Были нормальными до того, как умерли.
На следующий день я задал вопрос учителю труда. Он отряхнул стружку со своего кожаного передника и сказал: «Карельская береза? Самый замечательный материал для столярных поделок в нашей стране. По происхождению это поврежденные деревья. Узор образуется, когда дерево само себя врачует».
Это его выражение, он так и сказал: врачует.
Я раньше никогда не слышал, чтобы учитель труда так говорил. Как правило, он распространялся только о том, как важно экономить материал, и о том, что нужно учиться точнее снимать мерки. А тут он юркнул в чуланчик и вернулся оттуда с маленькой дверцей от шкафчика, которая отливала золотистым светом. Узор на ней петлял, образуя игру теней и черных граней на фоне отсвечивающей янтарной желтизной древесины.
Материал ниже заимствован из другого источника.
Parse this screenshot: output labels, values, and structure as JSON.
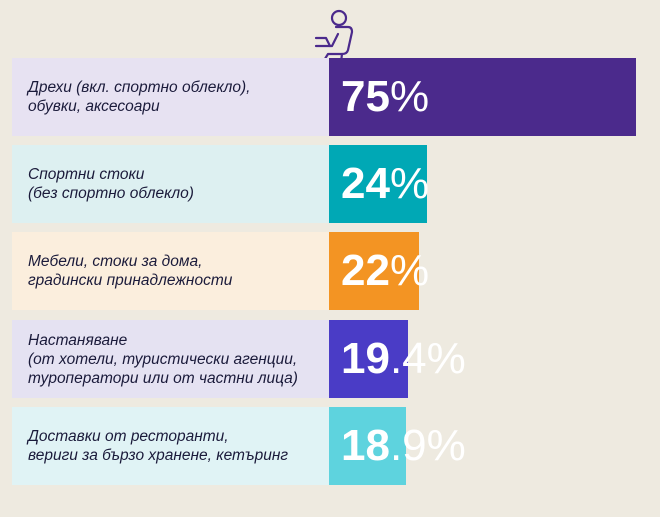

– Видишь, вот здесь; это шрам, – сказал учитель. – Дереву приходится заключить полученное повреждение в оболочку и расти дальше. Годовые кольца находят для себя обходные пути. Тянутся через рану. Какой образуется узор, предсказать невозможно. Только распилив дерево, можно увидеть, что получилось.
Мне хорошо давалась столярка – я умел и детали соединять так, что стыков не отыщешь, и вручную вырезать маленькие фигурки.
– Умение столярничать передается от поколения к поколению, – сказал трудовик задумчиво, и я почувствовал, как что-то меня зацепило, какая-то связующая ниточка, тянущаяся далеко за пределы Хирифьелля.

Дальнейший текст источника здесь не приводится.